Execution of a Global Cloud Resolving Model (GCRM) at target resolutions of 2-4 km will generate, at a minimum, 10s of Gigabytes of data per variable per snapshot. Writing this data to disk, without creating a serious bottleneck in the execution of the GCRM code, while also supporting efficient post-execution data analysis is a significant challenge. This paper discusses an Input/Output (IO) application programmer interface (API) for the GCRM that efficiently moves data from the model to disk while maintaining support for community standard formats, avoiding the creation of very large numbers of files, and supporting efficient analysis. Several aspects of the API will be discussed in detail. First, we discuss the output data layout which linearizes the data in a consistent way that is independent of the number of processors used to run the simulation and provides a convenient format for subsequent analyses of the data. Second, we discuss the flexible API interface that enables modelers to easily add variables to the output stream by specifying where in the GCRM code these variables are located and to flexibly configure the choice of outputs and distribution of data across files.
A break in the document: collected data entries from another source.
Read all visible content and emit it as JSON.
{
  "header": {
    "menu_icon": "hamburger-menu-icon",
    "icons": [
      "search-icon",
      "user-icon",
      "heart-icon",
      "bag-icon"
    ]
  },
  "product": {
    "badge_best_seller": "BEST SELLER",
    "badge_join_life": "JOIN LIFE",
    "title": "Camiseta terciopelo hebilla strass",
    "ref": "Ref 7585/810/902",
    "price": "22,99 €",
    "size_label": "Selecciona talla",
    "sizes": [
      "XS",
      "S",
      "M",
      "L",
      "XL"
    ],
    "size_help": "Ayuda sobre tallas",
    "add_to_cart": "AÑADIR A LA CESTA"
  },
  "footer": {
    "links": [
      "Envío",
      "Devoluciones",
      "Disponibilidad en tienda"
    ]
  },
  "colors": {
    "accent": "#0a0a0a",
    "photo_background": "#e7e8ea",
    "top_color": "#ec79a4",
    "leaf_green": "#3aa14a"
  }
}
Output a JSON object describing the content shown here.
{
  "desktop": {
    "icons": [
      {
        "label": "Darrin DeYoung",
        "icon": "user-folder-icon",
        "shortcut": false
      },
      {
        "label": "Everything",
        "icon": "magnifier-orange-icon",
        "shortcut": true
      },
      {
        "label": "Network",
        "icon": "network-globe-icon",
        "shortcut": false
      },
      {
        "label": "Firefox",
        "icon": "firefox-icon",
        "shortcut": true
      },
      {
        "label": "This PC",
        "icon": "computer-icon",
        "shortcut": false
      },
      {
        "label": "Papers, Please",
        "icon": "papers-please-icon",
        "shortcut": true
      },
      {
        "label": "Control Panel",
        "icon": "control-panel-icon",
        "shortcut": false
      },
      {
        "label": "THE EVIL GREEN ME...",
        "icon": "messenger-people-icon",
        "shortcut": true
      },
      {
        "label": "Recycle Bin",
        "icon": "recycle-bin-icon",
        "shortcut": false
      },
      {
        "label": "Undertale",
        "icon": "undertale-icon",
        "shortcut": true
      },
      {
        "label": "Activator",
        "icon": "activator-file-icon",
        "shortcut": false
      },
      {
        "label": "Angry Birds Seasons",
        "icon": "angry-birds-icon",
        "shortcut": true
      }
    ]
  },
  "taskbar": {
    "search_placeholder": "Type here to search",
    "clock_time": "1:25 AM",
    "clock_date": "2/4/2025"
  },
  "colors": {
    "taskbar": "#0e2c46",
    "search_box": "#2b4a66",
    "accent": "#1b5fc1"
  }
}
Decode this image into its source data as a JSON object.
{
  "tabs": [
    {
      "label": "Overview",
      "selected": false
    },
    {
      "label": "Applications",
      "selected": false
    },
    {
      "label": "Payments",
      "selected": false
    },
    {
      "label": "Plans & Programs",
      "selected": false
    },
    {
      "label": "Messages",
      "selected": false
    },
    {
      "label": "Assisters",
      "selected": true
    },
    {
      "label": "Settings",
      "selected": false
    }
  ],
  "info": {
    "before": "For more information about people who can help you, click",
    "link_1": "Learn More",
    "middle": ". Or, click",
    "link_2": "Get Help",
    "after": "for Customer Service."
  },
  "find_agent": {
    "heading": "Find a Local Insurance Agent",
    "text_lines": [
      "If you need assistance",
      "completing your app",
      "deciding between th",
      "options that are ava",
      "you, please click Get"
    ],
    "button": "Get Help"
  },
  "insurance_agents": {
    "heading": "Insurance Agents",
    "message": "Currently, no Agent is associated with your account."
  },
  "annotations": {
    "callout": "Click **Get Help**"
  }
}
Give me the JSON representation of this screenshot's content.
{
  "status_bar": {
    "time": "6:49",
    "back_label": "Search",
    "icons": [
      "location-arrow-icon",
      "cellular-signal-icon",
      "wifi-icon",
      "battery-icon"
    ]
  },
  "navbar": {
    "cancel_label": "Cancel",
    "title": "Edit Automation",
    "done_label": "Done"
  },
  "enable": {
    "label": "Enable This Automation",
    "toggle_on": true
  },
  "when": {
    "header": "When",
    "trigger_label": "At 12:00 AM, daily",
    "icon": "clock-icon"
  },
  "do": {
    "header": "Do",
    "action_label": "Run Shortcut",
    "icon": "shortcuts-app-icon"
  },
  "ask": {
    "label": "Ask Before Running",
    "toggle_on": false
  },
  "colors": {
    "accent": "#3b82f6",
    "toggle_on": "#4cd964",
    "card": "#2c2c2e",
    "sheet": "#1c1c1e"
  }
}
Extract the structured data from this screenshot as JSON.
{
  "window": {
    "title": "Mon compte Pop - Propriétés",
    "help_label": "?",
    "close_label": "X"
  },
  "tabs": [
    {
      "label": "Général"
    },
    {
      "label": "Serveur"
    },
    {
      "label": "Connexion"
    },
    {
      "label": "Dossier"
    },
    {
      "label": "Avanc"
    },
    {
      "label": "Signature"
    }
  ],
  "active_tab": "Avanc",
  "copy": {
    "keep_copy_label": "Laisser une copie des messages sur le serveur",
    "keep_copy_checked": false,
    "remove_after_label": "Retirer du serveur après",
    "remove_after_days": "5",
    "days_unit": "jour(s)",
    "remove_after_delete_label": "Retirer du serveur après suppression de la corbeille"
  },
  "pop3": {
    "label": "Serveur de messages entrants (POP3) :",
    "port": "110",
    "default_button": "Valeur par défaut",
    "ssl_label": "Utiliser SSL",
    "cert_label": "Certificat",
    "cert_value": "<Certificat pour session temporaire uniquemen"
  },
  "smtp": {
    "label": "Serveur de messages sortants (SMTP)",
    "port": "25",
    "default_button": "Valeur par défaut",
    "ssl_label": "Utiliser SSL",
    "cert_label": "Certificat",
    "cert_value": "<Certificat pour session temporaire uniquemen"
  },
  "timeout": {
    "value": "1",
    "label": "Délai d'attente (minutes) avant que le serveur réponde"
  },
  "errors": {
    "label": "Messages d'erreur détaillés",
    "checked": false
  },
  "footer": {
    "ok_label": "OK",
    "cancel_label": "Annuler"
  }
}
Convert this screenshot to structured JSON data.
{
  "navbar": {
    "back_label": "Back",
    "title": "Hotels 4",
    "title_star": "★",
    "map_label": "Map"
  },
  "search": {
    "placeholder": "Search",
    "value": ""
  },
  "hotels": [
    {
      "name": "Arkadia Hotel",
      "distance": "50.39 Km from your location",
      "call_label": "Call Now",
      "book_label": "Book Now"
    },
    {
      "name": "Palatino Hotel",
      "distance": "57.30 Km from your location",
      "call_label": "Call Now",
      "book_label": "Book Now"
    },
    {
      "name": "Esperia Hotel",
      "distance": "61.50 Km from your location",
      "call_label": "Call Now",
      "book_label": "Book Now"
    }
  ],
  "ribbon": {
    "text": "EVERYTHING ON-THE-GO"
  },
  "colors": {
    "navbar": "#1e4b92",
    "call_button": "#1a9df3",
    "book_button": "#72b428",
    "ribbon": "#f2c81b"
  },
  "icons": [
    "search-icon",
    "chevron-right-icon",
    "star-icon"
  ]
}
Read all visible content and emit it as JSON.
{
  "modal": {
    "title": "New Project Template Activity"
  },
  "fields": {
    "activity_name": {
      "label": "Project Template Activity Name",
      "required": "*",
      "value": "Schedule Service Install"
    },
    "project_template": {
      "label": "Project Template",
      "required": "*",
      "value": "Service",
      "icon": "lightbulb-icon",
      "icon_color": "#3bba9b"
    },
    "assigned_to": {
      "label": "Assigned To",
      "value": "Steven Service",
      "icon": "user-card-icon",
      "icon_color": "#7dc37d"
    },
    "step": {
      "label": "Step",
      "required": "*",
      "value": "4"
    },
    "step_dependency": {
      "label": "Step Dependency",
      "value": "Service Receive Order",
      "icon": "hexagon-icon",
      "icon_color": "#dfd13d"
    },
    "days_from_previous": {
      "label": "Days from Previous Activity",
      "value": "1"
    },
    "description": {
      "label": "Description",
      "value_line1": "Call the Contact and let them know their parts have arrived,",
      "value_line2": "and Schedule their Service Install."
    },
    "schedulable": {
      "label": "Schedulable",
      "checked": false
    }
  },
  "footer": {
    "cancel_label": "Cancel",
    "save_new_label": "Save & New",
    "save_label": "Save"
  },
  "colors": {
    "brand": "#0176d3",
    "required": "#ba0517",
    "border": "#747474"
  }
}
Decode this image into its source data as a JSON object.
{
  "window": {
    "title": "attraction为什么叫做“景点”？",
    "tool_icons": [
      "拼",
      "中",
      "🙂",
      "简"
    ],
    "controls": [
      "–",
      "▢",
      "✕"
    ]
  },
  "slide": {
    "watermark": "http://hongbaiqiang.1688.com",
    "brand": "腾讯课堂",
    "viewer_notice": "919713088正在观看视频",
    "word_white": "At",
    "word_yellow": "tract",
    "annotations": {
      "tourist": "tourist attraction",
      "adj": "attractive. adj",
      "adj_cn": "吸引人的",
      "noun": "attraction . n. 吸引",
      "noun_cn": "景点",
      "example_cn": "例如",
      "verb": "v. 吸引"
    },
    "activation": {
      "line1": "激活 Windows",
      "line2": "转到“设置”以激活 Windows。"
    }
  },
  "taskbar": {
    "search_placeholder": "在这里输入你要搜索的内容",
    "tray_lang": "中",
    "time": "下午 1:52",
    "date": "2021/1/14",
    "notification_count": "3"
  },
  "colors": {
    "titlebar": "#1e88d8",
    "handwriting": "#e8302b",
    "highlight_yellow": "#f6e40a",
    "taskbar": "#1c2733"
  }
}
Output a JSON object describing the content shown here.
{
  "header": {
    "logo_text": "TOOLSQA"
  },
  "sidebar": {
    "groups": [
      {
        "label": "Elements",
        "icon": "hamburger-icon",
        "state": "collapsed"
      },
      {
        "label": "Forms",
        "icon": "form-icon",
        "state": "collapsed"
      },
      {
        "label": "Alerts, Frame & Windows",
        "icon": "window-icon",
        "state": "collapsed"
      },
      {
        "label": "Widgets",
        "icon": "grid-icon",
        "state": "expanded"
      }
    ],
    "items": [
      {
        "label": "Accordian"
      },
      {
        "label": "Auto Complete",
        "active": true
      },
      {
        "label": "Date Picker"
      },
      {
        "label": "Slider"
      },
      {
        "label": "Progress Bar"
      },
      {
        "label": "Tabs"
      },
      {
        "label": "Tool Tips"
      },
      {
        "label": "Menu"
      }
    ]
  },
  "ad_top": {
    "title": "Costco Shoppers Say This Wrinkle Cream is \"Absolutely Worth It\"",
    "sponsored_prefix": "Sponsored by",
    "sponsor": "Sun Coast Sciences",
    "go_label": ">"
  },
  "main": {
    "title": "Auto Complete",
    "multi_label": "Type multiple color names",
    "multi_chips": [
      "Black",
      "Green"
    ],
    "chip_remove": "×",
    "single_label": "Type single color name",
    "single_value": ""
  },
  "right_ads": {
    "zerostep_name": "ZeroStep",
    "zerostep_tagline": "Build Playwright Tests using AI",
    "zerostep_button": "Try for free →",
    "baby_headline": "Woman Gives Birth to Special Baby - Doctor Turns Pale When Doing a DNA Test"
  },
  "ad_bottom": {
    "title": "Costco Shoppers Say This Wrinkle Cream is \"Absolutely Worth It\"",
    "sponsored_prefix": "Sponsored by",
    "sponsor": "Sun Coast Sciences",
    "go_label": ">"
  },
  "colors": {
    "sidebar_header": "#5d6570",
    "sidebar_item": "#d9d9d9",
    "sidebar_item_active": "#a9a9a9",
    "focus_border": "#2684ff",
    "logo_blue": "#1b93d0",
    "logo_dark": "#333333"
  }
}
The flexibility of the API is designed to allow model developers to add new data fields to the output as the model develops and new physics is added. It also provides a mechanism for allowing users of the GCRM code to adjust the output frequency and the number of fields written depending on the needs of individual calculations. Third, we describe the mapping to the NetCDF data model with an emphasis on the grid description. Fourth, we describe our messaging algorithms and IO aggregation strategies that are used to achieve high bandwidth while simultaneously writing concurrently from many processors to shared files. We conclude with initial performance results.